A1 Grand Prix: Doppelsieg in Neuseeland für Team Deutschland
Pole, zwei Siege und die schnellste Rennrunde gingen an Nico Hülkenberg
Am anderen Ende der Welt erlebte das A1 Team Germany sein bislang erfolgreichstes Wochenende in der A1 Grand Prix Serie: Auf dem Kurs von Taupo in Neuseeland war Nico Hülkenberg aus Emmerich mit der Pole Position, dem Sieg im Sprint-Rennen, dem Gewinn des Hauptrennens und der schnellsten Rennrunde des Wochenendes unschlagbar. Für das Team war es der erste Sprint-Sieg und der dritte Rennsieg der Saison 2006/2007. Nach sechs von elf Läufen vergrößerte das deutsche Nationen-Team seinen Tabellenvorsprung im A1 GP Weltcup des Motorsports um sieben auf nunmehr 19 Punkte vor dem neuen Verfolger aus Frankreich.
Im ersten Lauf verwandelte das A1 Team Germany die Trainingsbestzeit souverän in die Führungsposition. Nico Hülkenberg behielt auch nach einem abgebrochenen ersten Startversuch – ein Konkurrent hatte die falsche Startposition eingenommen – seine Konzentration und verteidigte seinen Platz gegen Verfolger Loïc Duval aus Frankreich. Im Laufe des Rennens auf dem 3,5 Kilometer langen Kurs von Taupo auf der Nordinsel Neuseelands entwickelte sich die Balance seines 520 PS starken A1 Grand Prix-Rennwagens immer besser und der 19 Jahre alte Deutsche gewann mit 3,747 Sekunden Vorsprung vor Frankreich sowie Jonny Reid aus Neuseeland.

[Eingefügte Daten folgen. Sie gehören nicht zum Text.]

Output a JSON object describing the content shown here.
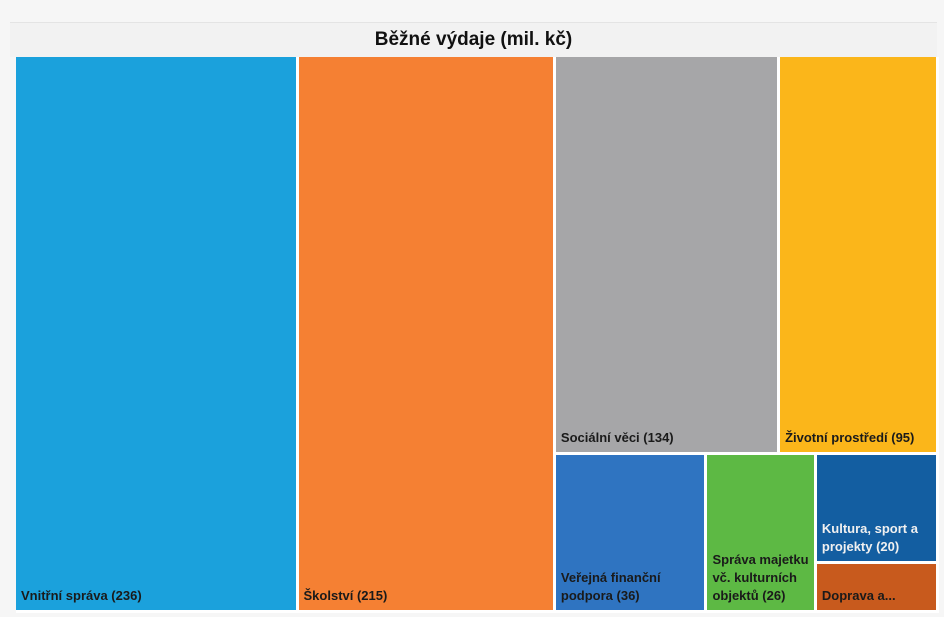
{
  "chart_data": {
    "type": "treemap",
    "title": "Běžné výdaje (mil. kč)",
    "items": [
      {
        "label": "Vnitřní správa (236)",
        "name": "Vnitřní správa",
        "value": 236,
        "color": "#1ba1dc",
        "text_color": "#1a1a1a"
      },
      {
        "label": "Školství (215)",
        "name": "Školství",
        "value": 215,
        "color": "#f58033",
        "text_color": "#1a1a1a"
      },
      {
        "label": "Sociální věci (134)",
        "name": "Sociální věci",
        "value": 134,
        "color": "#a6a6a8",
        "text_color": "#1a1a1a"
      },
      {
        "label": "Životní prostředí (95)",
        "name": "Životní prostředí",
        "value": 95,
        "color": "#fbb61a",
        "text_color": "#1a1a1a"
      },
      {
        "label": "Veřejná finanční podpora (36)",
        "name": "Veřejná finanční podpora",
        "value": 36,
        "color": "#2f74c1",
        "text_color": "#1a1a1a"
      },
      {
        "label": "Správa majetku vč. kulturních objektů (26)",
        "name": "Správa majetku vč. kulturních objektů",
        "value": 26,
        "color": "#5db944",
        "text_color": "#1a1a1a"
      },
      {
        "label": "Kultura, sport a projekty (20)",
        "name": "Kultura, sport a projekty",
        "value": 20,
        "color": "#135ea1",
        "text_color": "#f0f0f0"
      },
      {
        "label": "Doprava a...",
        "name": "Doprava a...",
        "value": 9,
        "color": "#c85a1d",
        "text_color": "#1a1a1a"
      }
    ]
  }
}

Im Hauptrennen erlebte die Nationen-Rennserie eine eindrucksvolle Dominanz des A1 Team Germany: Ab der ersten Runde setzte sich der schwarz-rot-gelbe Rennwagen des deutschen Teams auf dem kurvenreichen Kurs inmitten einer malerischen Vulkanlandschaft an die Spitze. Bis zur achten Runde baute Nico Hülkenberg einen Vorsprung von 2,937 Sekunden auf, um dann seinen Pflicht-Boxenstopp einzulegen. Nach der Rückkehr auf die Strecke belegte er die zehnte Position. Als eine Runde später auch die meisten Gegner ihre Reifen wechseln ließen, lag Deutschland wieder an zweiter Stelle hinter dem Team aus der Schweiz, das in Runde 13 stoppte. Ab dem 14. Umlauf übernahm Nico Hülkenberg wieder die Spitze. Bis zur Halbzeit nach 25 Runden baute er einen Vorsprung von 8,943 Sekunden auf. Die Ziellinie überquerte das Nachwuchstalent schließlich 19,511 Sekunden vor Verfolger Frankreich, während Lokalmatador Neuseeland das Podium komplettierte.
Nicolas Hülkenberg: "Wir haben in Neuseeland ein absolutes Traumwochenende erlebt. Den Grundstein für unseren Erfolg haben wir im Qualifying gelegt. Es gab im Feld quasi keine Überholvorgänge, Startplatz eins war also eine große Hilfe. Ich glaube, das Team aus Neuseeland mit Jonny Reid sowie unsere Mannschaft stellten heute die schnellsten Autos im Feld. Hätte Jonny ganz vorne gestanden, so hätte auch er heute gewinnen können. Kämpfen musste ich trotzdem für meinen Erfolg: In beiden Rennläufen attackierte Loïc Duval aus Frankreich am Anfang heftig, denn er hatte für die ersten Runden wohl einen besseren Luftdruck in den Reifen. Aber auf die Distanz waren wir schneller."